The piece I keep circling is the server-side state. Instead of resending the entire chat history on every call, you pass a previous_interaction_id and let Google hold the thread. That is a real design decision with real consequences. It moves the conversation from being a stateless artifact you own and replay, to being a stateful resource that lives on their side for 55 days on the paid tier, one day on the free tier, or not at all if you set store=false. There is convenience in that, and there is also a quiet gravity well. The more your agentic workflow depends on state you don’t hold, the more the endpoint becomes the thing you are actually building on, not the model.
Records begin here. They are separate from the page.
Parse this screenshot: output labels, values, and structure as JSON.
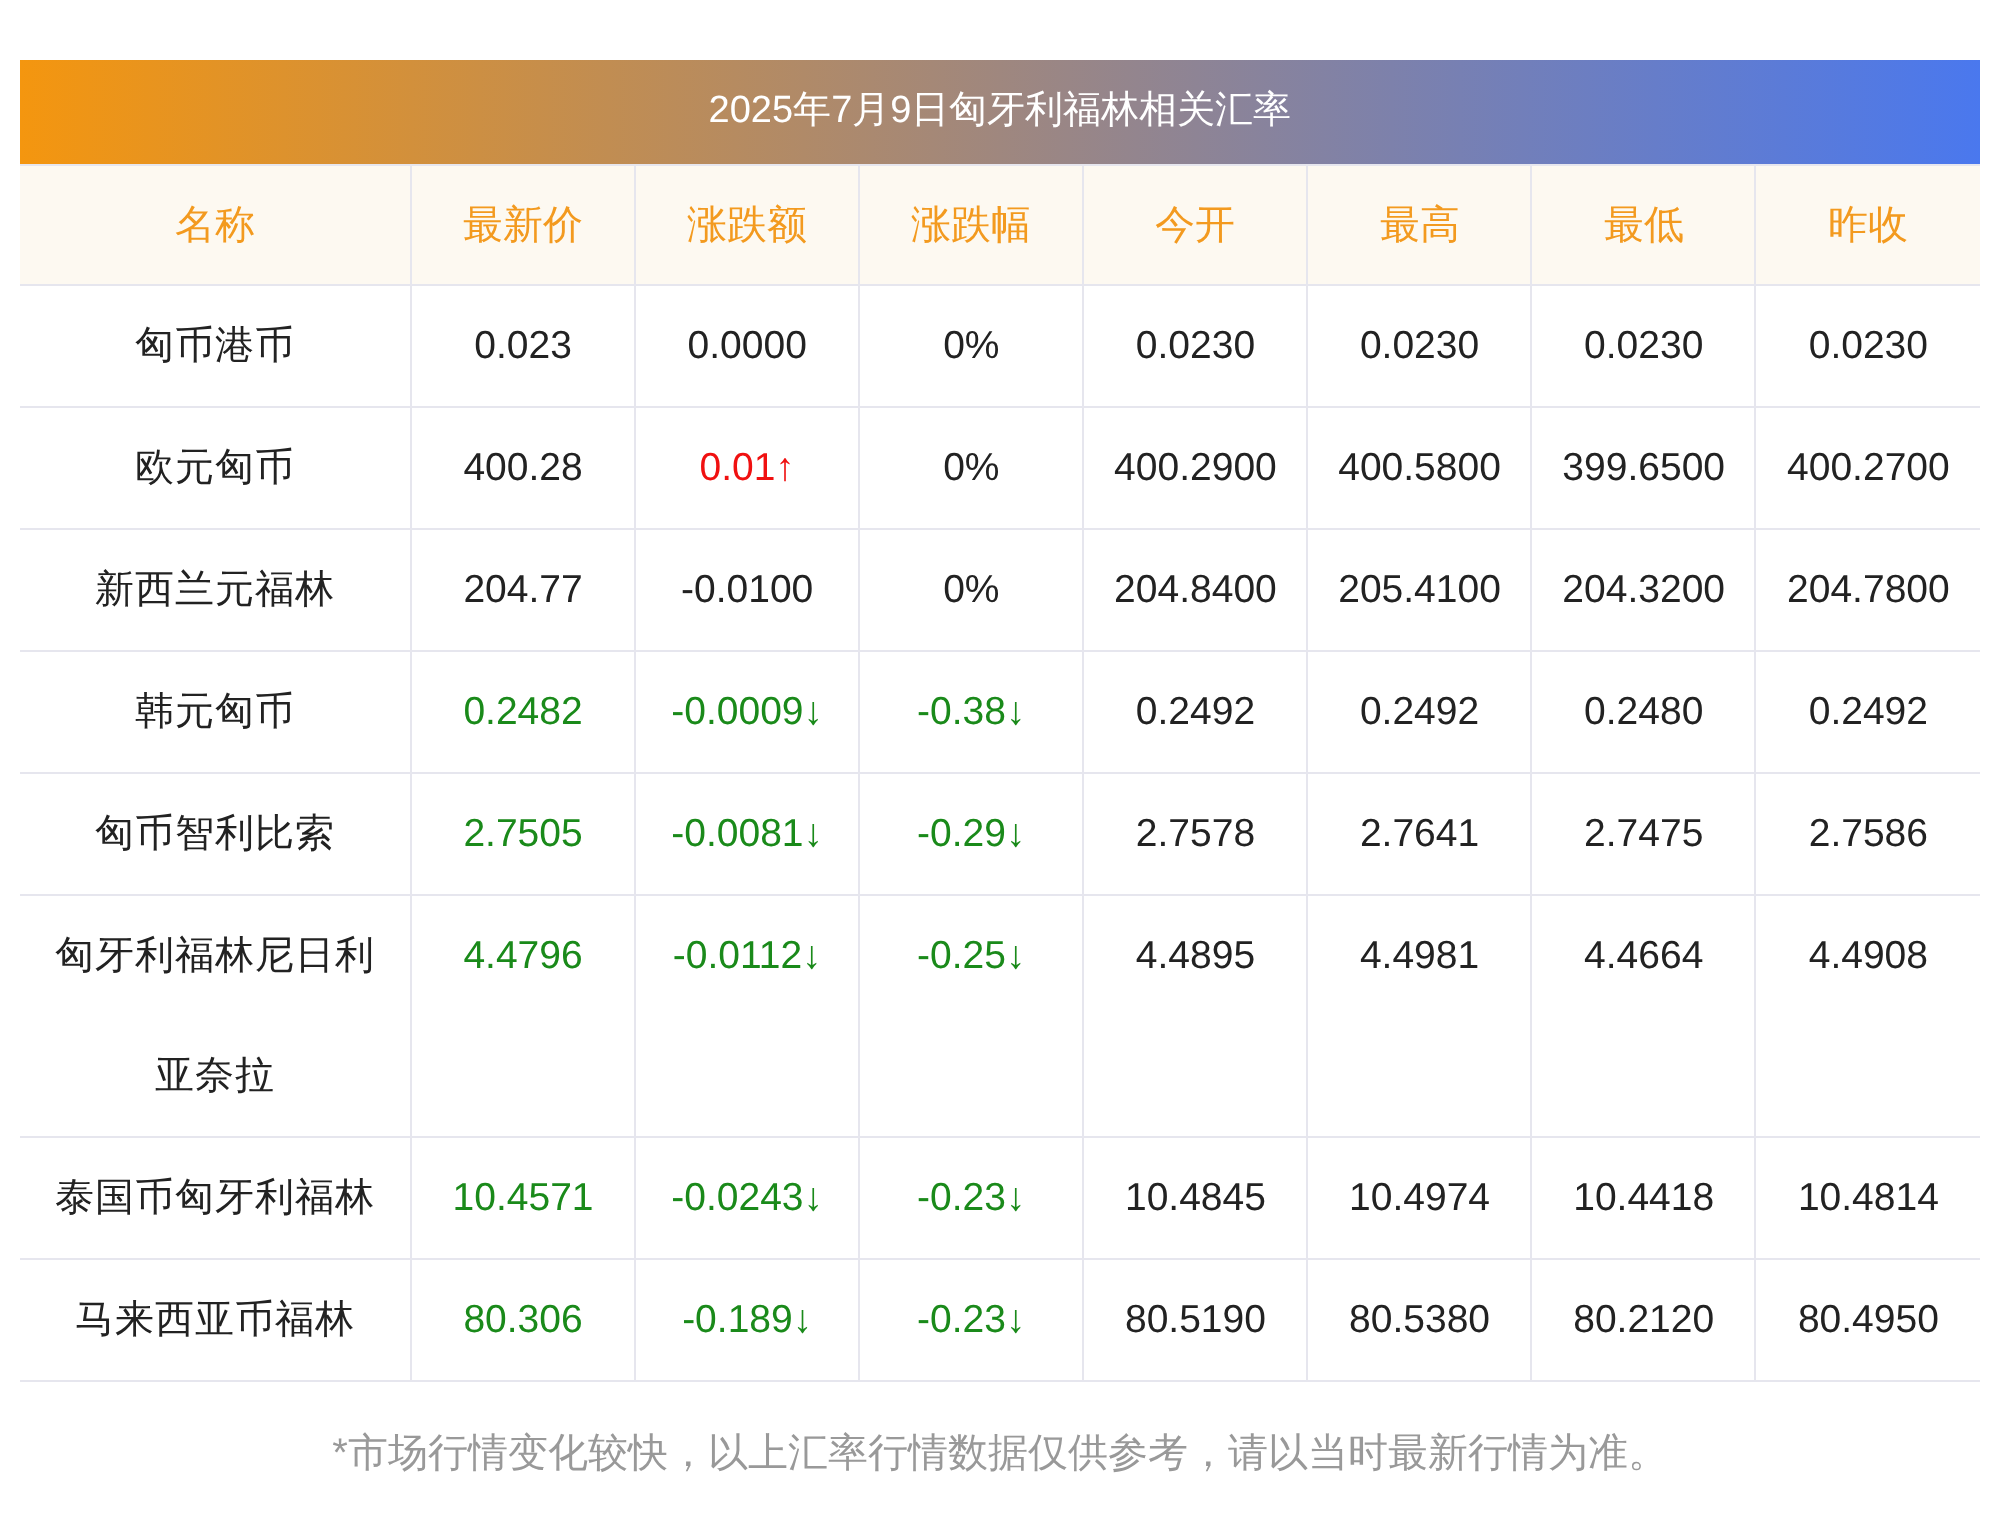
{
  "title": "2025年7月9日匈牙利福林相关汇率",
  "columns": [
    "名称",
    "最新价",
    "涨跌额",
    "涨跌幅",
    "今开",
    "最高",
    "最低",
    "昨收"
  ],
  "rows": [
    {
      "name": "匈币港币",
      "cells": [
        {
          "text": "0.023",
          "color": "#222222"
        },
        {
          "text": "0.0000",
          "color": "#222222"
        },
        {
          "text": "0%",
          "color": "#222222"
        },
        {
          "text": "0.0230",
          "color": "#222222"
        },
        {
          "text": "0.0230",
          "color": "#222222"
        },
        {
          "text": "0.0230",
          "color": "#222222"
        },
        {
          "text": "0.0230",
          "color": "#222222"
        }
      ]
    },
    {
      "name": "欧元匈币",
      "cells": [
        {
          "text": "400.28",
          "color": "#222222"
        },
        {
          "text": "0.01↑",
          "color": "#f01010"
        },
        {
          "text": "0%",
          "color": "#222222"
        },
        {
          "text": "400.2900",
          "color": "#222222"
        },
        {
          "text": "400.5800",
          "color": "#222222"
        },
        {
          "text": "399.6500",
          "color": "#222222"
        },
        {
          "text": "400.2700",
          "color": "#222222"
        }
      ]
    },
    {
      "name": "新西兰元福林",
      "cells": [
        {
          "text": "204.77",
          "color": "#222222"
        },
        {
          "text": "-0.0100",
          "color": "#222222"
        },
        {
          "text": "0%",
          "color": "#222222"
        },
        {
          "text": "204.8400",
          "color": "#222222"
        },
        {
          "text": "205.4100",
          "color": "#222222"
        },
        {
          "text": "204.3200",
          "color": "#222222"
        },
        {
          "text": "204.7800",
          "color": "#222222"
        }
      ]
    },
    {
      "name": "韩元匈币",
      "cells": [
        {
          "text": "0.2482",
          "color": "#1a8a1a"
        },
        {
          "text": "-0.0009↓",
          "color": "#1a8a1a"
        },
        {
          "text": "-0.38↓",
          "color": "#1a8a1a"
        },
        {
          "text": "0.2492",
          "color": "#222222"
        },
        {
          "text": "0.2492",
          "color": "#222222"
        },
        {
          "text": "0.2480",
          "color": "#222222"
        },
        {
          "text": "0.2492",
          "color": "#222222"
        }
      ]
    },
    {
      "name": "匈币智利比索",
      "cells": [
        {
          "text": "2.7505",
          "color": "#1a8a1a"
        },
        {
          "text": "-0.0081↓",
          "color": "#1a8a1a"
        },
        {
          "text": "-0.29↓",
          "color": "#1a8a1a"
        },
        {
          "text": "2.7578",
          "color": "#222222"
        },
        {
          "text": "2.7641",
          "color": "#222222"
        },
        {
          "text": "2.7475",
          "color": "#222222"
        },
        {
          "text": "2.7586",
          "color": "#222222"
        }
      ]
    },
    {
      "name": "匈牙利福林尼日利亚奈拉",
      "cells": [
        {
          "text": "4.4796",
          "color": "#1a8a1a"
        },
        {
          "text": "-0.0112↓",
          "color": "#1a8a1a"
        },
        {
          "text": "-0.25↓",
          "color": "#1a8a1a"
        },
        {
          "text": "4.4895",
          "color": "#222222"
        },
        {
          "text": "4.4981",
          "color": "#222222"
        },
        {
          "text": "4.4664",
          "color": "#222222"
        },
        {
          "text": "4.4908",
          "color": "#222222"
        }
      ]
    },
    {
      "name": "泰国币匈牙利福林",
      "cells": [
        {
          "text": "10.4571",
          "color": "#1a8a1a"
        },
        {
          "text": "-0.0243↓",
          "color": "#1a8a1a"
        },
        {
          "text": "-0.23↓",
          "color": "#1a8a1a"
        },
        {
          "text": "10.4845",
          "color": "#222222"
        },
        {
          "text": "10.4974",
          "color": "#222222"
        },
        {
          "text": "10.4418",
          "color": "#222222"
        },
        {
          "text": "10.4814",
          "color": "#222222"
        }
      ]
    },
    {
      "name": "马来西亚币福林",
      "cells": [
        {
          "text": "80.306",
          "color": "#1a8a1a"
        },
        {
          "text": "-0.189↓",
          "color": "#1a8a1a"
        },
        {
          "text": "-0.23↓",
          "color": "#1a8a1a"
        },
        {
          "text": "80.5190",
          "color": "#222222"
        },
        {
          "text": "80.5380",
          "color": "#222222"
        },
        {
          "text": "80.2120",
          "color": "#222222"
        },
        {
          "text": "80.4950",
          "color": "#222222"
        }
      ]
    }
  ],
  "note": "*市场行情变化较快，以上汇率行情数据仅供参考，请以当时最新行情为准。"
}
“The legacy generateContent API remains fully supported, but frontier capabilities for long-running models and agents will land exclusively on the Interactions API.”
That is the line that matters for anyone making a long-term bet. generateContent is not being deprecated, but it is being frozen out of the interesting future. The new surface area—managed agents in a remote Linux sandbox, Deep Research as two tunable agent versions, built-in tools like Google Search and Maps combined with your own functions, tool results that now return images and not just text—all of that lands here first and, increasingly, only here. They also reworked the schema away from chat roles toward typed steps: user_input, thought, function_call, model_output. That is an honest reflection of what an agent interaction actually is, and it is a better primitive than pretending everything is a chat message.
So I did what I do with everything worth tracking—I added it to the Gemini provider in my catalog and pushed the artifacts through to APIs.io. It now sits alongside the other fourteen Gemini APIs with its documentation, API reference, authentication, getting-started, and migration guide all indexed, so you can see it next to generateContent, the Live API, and the rest of the surface area Google is shipping. Seeing them side by side is the whole point, because the story here is not one new API—it is a provider redrawing its front door and deciding which door the next generation of capabilities walks through.
I am genuinely glad to see an API designed from the ground up for agents instead of bolted onto a chat-completion endpoint, and the typed-step schema and observable execution steps are the kind of thing I have been asking providers for. I am also going to keep watching the state-retention defaults, the pricing tiers, and how much of your workflow ends up living on Google’s side versus yours. A unified endpoint is a convenience and a commitment at the same time. Worth adopting with eyes open, and worth tracking right alongside every other provider making the same move this year.